The UK has no interest in joining a Union that is not working well. British ministers, officials, judges and parliamentarians will be ready to resume their active engagement in the work of the EU institutions and in improving governance.
Conscious of the need to reform the workings of the EU, the UK, once a member state, intends to propose re-opening the treaties to make two amendments. The first proposal will be to change from unanimity to QMV the deployment of the general passerelle clause (Article 48(7) TEU). This would make the way the Union is governed more efficient and democratic. The second, related amendment will be to suppress Article 335 TFEU. This would extend the scope of the passerelle to: (1) the matter of own resources and MFF (Articles 311 & 312 TFEU); (2) the capacity of the Union to act effectively — the 'flexibility clause' (Article 352 TFEU); and (3) the punishment of member states found to be in serious and persistent breach of the values of the Union (Article 7(2) TEU).
Process
This letter will be annexed to a white paper that will shortly be tabled in the Houses of Parliament. On a vote to approve the white paper, the government will give formal notice to the Council of the EU of its candidacy for membership under the terms of Article 49. At the end of the accession negotiations, once the details of the terms and conditions of membership are known, there will be another referendum in the UK. The public will not be asked to vote speculatively as it was in 2016, but in full knowledge of where Britain lies in the future of Europe.
The EU may raise concerns about the apparently fickle nature of British politics on Europe. At present, there is a strong 'pro-European' majority in the House of Commons, where the smaller centrist parties — Liberal Democrats, Scottish and Welsh Nationalists, Greens and others — already criticise a perceived lack of European commitment by my government.

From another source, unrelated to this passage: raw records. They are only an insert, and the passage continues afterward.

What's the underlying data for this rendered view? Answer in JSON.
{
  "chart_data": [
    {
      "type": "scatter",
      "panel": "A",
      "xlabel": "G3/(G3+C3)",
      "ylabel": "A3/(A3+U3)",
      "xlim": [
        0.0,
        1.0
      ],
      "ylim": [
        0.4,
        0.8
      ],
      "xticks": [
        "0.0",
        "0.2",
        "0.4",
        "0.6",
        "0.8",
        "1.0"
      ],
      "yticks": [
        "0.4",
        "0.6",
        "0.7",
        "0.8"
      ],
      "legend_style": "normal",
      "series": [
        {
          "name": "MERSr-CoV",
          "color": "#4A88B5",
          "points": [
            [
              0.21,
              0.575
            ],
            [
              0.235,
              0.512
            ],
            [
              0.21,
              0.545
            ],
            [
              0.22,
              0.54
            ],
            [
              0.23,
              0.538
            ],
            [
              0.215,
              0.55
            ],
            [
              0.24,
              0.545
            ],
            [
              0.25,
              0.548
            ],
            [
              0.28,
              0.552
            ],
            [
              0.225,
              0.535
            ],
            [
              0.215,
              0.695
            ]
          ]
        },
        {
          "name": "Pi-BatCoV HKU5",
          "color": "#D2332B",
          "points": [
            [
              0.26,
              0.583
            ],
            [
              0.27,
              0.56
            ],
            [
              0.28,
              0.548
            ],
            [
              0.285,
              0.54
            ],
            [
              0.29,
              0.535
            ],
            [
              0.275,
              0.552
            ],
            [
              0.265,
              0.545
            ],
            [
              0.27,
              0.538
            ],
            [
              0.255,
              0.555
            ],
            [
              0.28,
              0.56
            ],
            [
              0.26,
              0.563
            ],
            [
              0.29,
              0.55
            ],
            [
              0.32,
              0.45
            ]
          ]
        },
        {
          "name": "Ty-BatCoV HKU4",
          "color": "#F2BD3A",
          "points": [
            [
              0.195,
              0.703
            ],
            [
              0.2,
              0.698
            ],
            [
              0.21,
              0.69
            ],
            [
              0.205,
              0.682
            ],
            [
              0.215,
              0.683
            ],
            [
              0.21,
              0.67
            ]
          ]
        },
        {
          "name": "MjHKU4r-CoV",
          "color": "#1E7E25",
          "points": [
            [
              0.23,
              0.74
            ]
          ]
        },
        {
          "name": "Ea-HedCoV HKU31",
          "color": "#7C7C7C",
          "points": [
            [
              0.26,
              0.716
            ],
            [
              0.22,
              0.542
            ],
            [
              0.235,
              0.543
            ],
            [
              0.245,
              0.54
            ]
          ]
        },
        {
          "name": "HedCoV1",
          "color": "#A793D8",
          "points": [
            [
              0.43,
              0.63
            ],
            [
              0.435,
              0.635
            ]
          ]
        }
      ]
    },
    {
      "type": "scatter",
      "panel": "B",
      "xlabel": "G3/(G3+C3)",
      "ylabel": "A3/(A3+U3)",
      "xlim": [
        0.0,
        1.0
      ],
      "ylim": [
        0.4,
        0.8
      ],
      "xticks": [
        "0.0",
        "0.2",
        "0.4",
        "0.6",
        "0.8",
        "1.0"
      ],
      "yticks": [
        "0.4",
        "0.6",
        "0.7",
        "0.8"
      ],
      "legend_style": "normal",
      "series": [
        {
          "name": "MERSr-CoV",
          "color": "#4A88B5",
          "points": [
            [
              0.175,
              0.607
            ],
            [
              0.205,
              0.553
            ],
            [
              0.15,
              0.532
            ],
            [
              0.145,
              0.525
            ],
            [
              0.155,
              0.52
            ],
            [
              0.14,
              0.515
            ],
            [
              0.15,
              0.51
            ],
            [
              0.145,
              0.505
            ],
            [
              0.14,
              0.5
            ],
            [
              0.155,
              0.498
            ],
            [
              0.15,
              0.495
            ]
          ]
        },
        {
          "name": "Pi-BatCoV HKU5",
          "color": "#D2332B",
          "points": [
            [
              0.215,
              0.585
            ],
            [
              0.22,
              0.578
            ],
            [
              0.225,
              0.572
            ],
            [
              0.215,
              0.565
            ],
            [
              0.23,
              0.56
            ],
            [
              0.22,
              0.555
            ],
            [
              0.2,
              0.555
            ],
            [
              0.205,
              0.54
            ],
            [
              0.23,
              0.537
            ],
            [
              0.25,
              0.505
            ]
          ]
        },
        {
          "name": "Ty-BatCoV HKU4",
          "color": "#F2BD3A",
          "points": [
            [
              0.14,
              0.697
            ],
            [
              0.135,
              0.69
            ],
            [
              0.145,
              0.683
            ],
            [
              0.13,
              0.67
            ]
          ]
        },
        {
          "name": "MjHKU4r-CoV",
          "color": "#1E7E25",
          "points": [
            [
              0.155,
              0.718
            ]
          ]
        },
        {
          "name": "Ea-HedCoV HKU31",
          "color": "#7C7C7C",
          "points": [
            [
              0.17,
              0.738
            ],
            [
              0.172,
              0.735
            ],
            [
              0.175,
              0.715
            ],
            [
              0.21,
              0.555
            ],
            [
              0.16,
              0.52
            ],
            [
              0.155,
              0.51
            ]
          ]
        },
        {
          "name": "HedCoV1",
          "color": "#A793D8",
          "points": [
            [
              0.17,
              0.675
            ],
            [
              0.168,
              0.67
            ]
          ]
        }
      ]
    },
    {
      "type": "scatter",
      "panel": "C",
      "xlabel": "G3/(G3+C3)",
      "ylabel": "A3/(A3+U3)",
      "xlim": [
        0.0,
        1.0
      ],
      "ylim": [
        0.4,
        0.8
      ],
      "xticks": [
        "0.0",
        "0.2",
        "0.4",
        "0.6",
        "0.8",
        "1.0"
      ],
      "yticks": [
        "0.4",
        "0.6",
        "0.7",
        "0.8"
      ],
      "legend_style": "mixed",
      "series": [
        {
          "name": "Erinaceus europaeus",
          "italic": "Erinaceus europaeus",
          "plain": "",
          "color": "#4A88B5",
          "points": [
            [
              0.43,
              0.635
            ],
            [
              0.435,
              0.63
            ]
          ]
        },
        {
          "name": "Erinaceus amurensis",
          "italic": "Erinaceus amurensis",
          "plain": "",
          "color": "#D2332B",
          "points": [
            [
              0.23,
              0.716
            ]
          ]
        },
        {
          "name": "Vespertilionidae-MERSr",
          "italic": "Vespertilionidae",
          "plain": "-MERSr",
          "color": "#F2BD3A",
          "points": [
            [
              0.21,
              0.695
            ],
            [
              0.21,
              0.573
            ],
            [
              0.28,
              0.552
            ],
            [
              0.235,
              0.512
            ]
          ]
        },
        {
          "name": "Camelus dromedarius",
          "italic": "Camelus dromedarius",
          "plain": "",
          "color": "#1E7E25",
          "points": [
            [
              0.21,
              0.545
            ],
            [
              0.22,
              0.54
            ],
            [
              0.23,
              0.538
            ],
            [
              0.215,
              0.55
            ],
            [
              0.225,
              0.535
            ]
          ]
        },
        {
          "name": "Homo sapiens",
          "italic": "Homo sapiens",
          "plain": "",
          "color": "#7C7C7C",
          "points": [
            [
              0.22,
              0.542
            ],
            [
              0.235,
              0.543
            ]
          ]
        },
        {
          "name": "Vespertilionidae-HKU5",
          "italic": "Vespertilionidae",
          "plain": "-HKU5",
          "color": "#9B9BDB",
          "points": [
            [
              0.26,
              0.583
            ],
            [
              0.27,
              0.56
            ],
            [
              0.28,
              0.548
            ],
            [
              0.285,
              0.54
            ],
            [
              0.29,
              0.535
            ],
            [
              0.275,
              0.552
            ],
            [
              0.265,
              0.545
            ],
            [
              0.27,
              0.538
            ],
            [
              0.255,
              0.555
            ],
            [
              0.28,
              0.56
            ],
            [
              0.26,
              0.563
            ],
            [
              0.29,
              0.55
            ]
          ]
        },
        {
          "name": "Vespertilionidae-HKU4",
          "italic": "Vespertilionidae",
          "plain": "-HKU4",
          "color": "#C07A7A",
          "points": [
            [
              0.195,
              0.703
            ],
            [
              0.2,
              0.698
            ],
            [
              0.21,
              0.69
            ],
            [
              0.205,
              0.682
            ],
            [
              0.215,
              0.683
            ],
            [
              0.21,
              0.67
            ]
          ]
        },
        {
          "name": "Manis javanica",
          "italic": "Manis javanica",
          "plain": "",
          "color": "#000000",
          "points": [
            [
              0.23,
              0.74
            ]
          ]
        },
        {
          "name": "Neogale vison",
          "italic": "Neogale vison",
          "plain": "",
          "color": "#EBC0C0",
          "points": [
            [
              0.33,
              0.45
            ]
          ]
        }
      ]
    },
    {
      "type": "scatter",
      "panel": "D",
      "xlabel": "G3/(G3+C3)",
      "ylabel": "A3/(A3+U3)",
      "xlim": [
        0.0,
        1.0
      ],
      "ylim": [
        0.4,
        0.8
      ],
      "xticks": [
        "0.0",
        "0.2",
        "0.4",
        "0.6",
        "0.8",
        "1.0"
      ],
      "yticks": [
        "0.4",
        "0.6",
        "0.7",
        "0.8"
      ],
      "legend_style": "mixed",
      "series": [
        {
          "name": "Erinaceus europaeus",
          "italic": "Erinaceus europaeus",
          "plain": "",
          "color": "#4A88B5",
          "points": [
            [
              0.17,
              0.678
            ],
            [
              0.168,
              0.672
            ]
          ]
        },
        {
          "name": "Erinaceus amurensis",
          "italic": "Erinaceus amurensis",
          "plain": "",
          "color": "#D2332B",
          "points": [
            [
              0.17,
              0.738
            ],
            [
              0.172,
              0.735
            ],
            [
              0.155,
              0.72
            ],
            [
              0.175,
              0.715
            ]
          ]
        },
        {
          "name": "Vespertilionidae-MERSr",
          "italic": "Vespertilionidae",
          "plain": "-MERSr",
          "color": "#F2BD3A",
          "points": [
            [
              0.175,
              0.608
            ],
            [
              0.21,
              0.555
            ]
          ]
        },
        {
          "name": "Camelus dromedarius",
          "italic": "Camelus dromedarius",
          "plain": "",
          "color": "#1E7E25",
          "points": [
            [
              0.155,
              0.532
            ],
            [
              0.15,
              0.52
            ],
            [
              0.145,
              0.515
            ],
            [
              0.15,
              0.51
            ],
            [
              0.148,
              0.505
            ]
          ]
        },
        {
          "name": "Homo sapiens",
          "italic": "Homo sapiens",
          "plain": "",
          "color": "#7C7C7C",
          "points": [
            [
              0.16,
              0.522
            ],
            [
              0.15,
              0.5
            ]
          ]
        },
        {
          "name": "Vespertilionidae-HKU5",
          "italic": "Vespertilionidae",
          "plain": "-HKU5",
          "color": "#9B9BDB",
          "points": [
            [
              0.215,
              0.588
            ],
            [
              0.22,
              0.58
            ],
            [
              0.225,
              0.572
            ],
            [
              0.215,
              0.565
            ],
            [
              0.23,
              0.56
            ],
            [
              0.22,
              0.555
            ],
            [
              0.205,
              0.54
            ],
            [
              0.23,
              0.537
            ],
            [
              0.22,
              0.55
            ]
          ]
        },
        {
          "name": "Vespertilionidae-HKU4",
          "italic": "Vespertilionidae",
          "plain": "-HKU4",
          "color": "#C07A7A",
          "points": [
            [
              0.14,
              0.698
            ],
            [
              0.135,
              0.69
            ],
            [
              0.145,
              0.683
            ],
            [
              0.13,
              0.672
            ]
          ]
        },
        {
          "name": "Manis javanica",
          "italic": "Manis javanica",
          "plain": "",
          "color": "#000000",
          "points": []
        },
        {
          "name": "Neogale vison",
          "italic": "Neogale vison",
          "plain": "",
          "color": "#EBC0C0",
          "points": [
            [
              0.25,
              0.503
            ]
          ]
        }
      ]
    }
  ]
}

The House of Lords will be broadly supportive of this initiative. The devolved assemblies in Scotland, Wales and Northern Ireland seem also inclined to favour a new membership bid.
In the country at large, opinion polls suggest that there is widespread regret about Brexit and a willingness to draw closer once again to the EU. Many of the older people who voted to Leave in 2016 are now no longer able to do so. Many of the younger people who have joined the electoral roll since 2016 seem enthusiastic about the opportunities afforded by EU citizenship, especially freedom of movement. I am confident that when the argument is put that Britain should once again play a full part in European affairs, the answer will be positive.
I hope this letter will avoid too many surprises being sprung at our forthcoming summit meeting.